Saracinesca stood still in his walk. Giovanni sprang to his feet. The notaries sat in their places and trembled. The noise came nearer and then the door flew open. San Giacinto dragged the shapeless mass of humanity in and flung it half way across the room, so that it sank in a heap at the old prince's feet.
"There is the witness to the deeds," he cried savagely. "He forged them, and he shall witness them in hell. He killed his master in this very room, and here he shall tell the truth before he dies. Confess, you dog! And be quick about it, or I will help you."
He stirred the grovelling creature with his foot. Meschini only rolled from side to side and hid his face against the floor. Then the gigantic hands seized him again and set him on his feet, and held him with his face to the eight men who had all risen and were standing together in wondering silence.

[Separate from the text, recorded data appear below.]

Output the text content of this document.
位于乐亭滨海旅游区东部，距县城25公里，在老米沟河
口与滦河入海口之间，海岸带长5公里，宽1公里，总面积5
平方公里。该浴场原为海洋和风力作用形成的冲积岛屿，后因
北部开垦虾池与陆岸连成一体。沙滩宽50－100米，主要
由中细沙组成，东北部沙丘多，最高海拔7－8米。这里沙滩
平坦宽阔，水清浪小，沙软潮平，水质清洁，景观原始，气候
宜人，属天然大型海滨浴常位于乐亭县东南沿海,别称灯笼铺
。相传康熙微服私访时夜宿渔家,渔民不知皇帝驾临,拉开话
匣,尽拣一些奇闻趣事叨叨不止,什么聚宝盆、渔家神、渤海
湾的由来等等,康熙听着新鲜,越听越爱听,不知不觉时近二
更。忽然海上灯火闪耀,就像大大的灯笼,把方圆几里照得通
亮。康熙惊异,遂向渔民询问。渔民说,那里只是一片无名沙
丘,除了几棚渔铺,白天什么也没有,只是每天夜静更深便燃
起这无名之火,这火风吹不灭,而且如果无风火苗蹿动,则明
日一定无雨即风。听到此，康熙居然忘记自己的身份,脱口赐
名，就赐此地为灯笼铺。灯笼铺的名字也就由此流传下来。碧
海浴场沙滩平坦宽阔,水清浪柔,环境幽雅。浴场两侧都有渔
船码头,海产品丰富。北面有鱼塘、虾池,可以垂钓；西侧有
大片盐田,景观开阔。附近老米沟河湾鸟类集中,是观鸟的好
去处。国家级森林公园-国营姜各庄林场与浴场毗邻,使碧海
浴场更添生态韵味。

"Speak!" shouted San Giacinto in Meschini's ear. "You are not dead yet--you have much to live through, I hope."
Again that trembling passed over the unfortunate man's limbs, and he grew quiet and submissive. It was all as he had seen it in his wild dreams and visions, the secret chamber whence no sound could reach the outer world, the stern judges all in black, the cruel strength of San Giacinto ready to torture him. The shadow of death rose in his eyes.
"Let me sit down," he said in a broken voice.